Assessment, Part 5: The 2023 Garden Post-Mortem

I’ve talked about this before, but I’ll mention it again. . . I keep a little “garden journal” that I use to document All Things Garden each season. It’s just an inexpensive little journal I picked up at Office Max (or is it Depot? I can never remember. . .) that can fit in the back pocket of my overalls. It’s not lovely (although I do stick washi tape in it sometimes . . . because what else am I going to do with all my washi tape, y’know?). It’s dirt-smudged and water-stained. It’s stuffed full of receipts and random notes and and coupons. Sometimes I attend (or watch online) gardening seminars, and I use my little journal to take notes. I use the same journal until it’s full, so often I end up with 6 or 7 garden seasons in one little journal. I love it!



My little journal is quite handy to have around as I’m buttoning everything up for the season and doing my annual garden post-mortem. If I didn’t make my lists of what-worked and what-didn’t . . . and then top that off off with my reminder for the next year . . . I’d forget all about everything by spring.

So. What did work this year? And what didn’t? You can check the photo of my list at the top of this page if you’re really interested. There’s a bit of this and a bit of that.

What worked?


Generally, it was a really good garden year. My bulbs are multiplying. I had lovely surprise blooms. I got ahead of the weeding and mulching this year – which helped all season long. No deer in the back! Our weather wasn’t terrible. Lots of wildlife. Did a lot of transplanting. Loved my patio ferns. NO external house projects! My new greenhouse.

What . . . didn’t?


There are always . . . problems. It can’t be helped in any garden. For me . . . we can begin with my herb garden. This year, my herbs had a slow start because it was too wet. And then, well.
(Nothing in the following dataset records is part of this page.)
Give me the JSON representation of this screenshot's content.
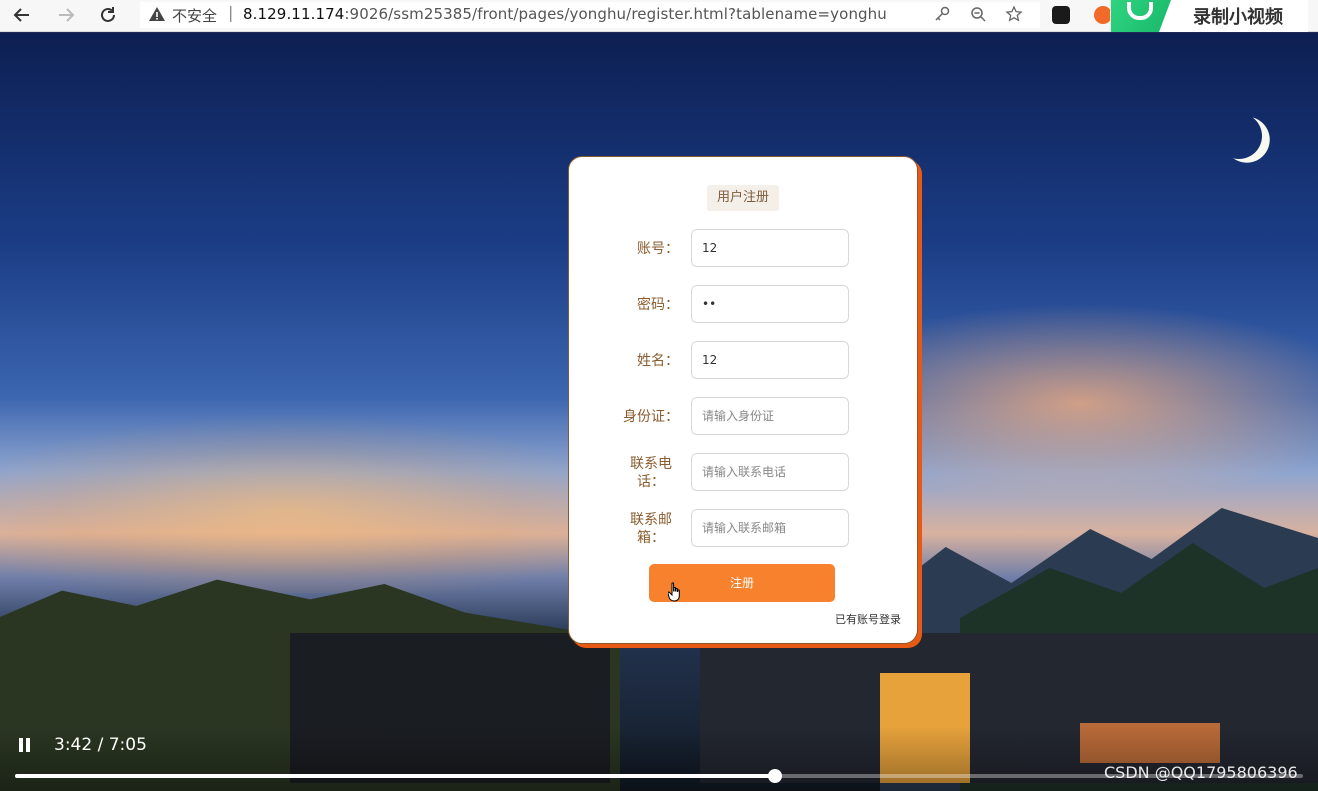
{
  "browser": {
    "back_icon": "arrow-left-icon",
    "forward_icon": "arrow-right-icon",
    "reload_icon": "reload-icon",
    "security_label": "不安全",
    "url_host": "8.129.11.174",
    "url_rest": ":9026/ssm25385/front/pages/yonghu/register.html?tablename=yonghu",
    "recorder_title": "录制小视频"
  },
  "form": {
    "title": "用户注册",
    "fields": [
      {
        "label": "账号：",
        "value": "12",
        "placeholder": ""
      },
      {
        "label": "密码：",
        "value": "••",
        "placeholder": ""
      },
      {
        "label": "姓名：",
        "value": "12",
        "placeholder": ""
      },
      {
        "label": "身份证：",
        "value": "",
        "placeholder": "请输入身份证"
      },
      {
        "label_line1": "联系电",
        "label_line2": "话：",
        "value": "",
        "placeholder": "请输入联系电话"
      },
      {
        "label_line1": "联系邮",
        "label_line2": "箱：",
        "value": "",
        "placeholder": "请输入联系邮箱"
      }
    ],
    "submit_label": "注册",
    "login_link": "已有账号登录"
  },
  "video": {
    "time": "3:42 / 7:05",
    "progress": 0.59,
    "watermark": "CSDN @QQ1795806396"
  },
  "colors": {
    "accent": "#f7812c",
    "card_shadow": "#e85a13",
    "label": "#8a5c2f"
  }
}
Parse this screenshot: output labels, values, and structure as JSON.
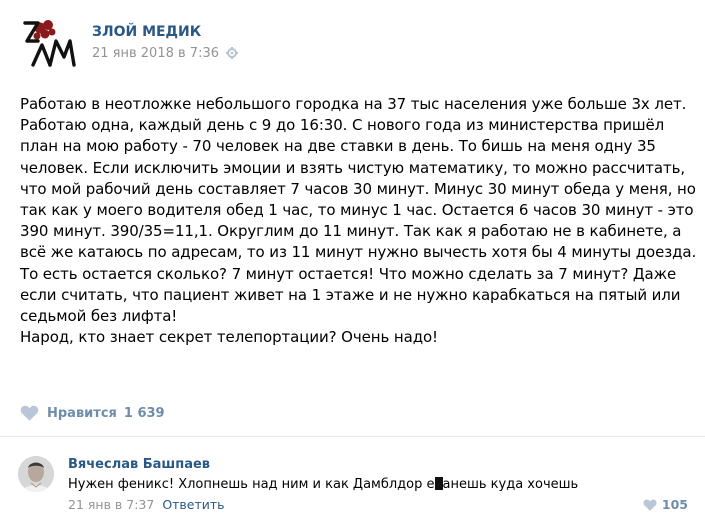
{
  "post": {
    "author": "ЗЛОЙ МЕДИК",
    "date": "21 янв 2018 в 7:36",
    "logo_icon": "zlm-logo-icon",
    "settings_icon": "gear-icon",
    "text_lines": [
      "Работаю в неотложке небольшого городка на 37 тыс населения уже больше 3х лет.",
      "Работаю одна, каждый день с 9 до 16:30. С нового года из министерства пришёл",
      "план на мою работу - 70 человек на две ставки в день. То бишь на меня одну 35",
      "человек. Если исключить эмоции и взять чистую математику, то можно рассчитать,",
      "что мой рабочий день составляет 7 часов 30 минут. Минус 30 минут обеда у меня, но",
      "так как у моего водителя обед 1 час, то минус 1 час. Остается 6 часов 30 минут - это",
      "390 минут. 390/35=11,1. Округлим до 11 минут. Так как я работаю не в кабинете, а",
      "всё же катаюсь по адресам, то из 11 минут нужно вычесть хотя бы 4 минуты доезда.",
      "То есть остается сколько? 7 минут остается! Что можно сделать за 7 минут? Даже",
      "если считать, что пациент живет на 1 этаже и не нужно карабкаться на пятый или",
      "седьмой без лифта!",
      "Народ, кто знает секрет телепортации? Очень надо!"
    ],
    "like_label": "Нравится",
    "like_count": "1 639",
    "like_icon": "heart-icon"
  },
  "comment": {
    "author": "Вячеслав Башпаев",
    "text_before": "Нужен феникс! Хлопнешь над ним и как Дамблдор е",
    "text_after": "анешь куда хочешь",
    "date": "21 янв в 7:37",
    "reply_label": "Ответить",
    "like_count": "105",
    "like_icon": "heart-icon"
  },
  "colors": {
    "link": "#2a5885",
    "muted": "#939393",
    "like": "#6f8dab",
    "logo_red": "#8b1a1a",
    "divider": "#e7e8ec"
  }
}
I had a lot of bunnies Taking Advantage! (Especially when it came to the parsley.) The deer continue to decimate my unfenced areas in front. (Sigh. It’s bad.) My pollinator garden (the right hand photo, above) . . . is just a disaster. The deer eat all the buds, so nothing actually blooms anymore. It’s hard to attract pollinators when there are no blooms. (Just sayin.) This will be one of my major thinking-through-the-winter projects: What To Do About the Pollinator Garden. (Early thoughts: move everything to the back; plant more decorative grasses up front.) (In other words . . . Give. Up.) (The deer in my neighborhood are Out. Of. Control.)

My end-of-season assessments – and keeping track of them in my journal – help me to hit the ground running . . . come spring. My little journal helps me keep track of my current work lists and reminders for the future, too.


It’s a system that works well for me.

And there you have it: Assessment 5 (and actually . . . the entire season) in the books!


How do you assess/wrap up your gardening for the season?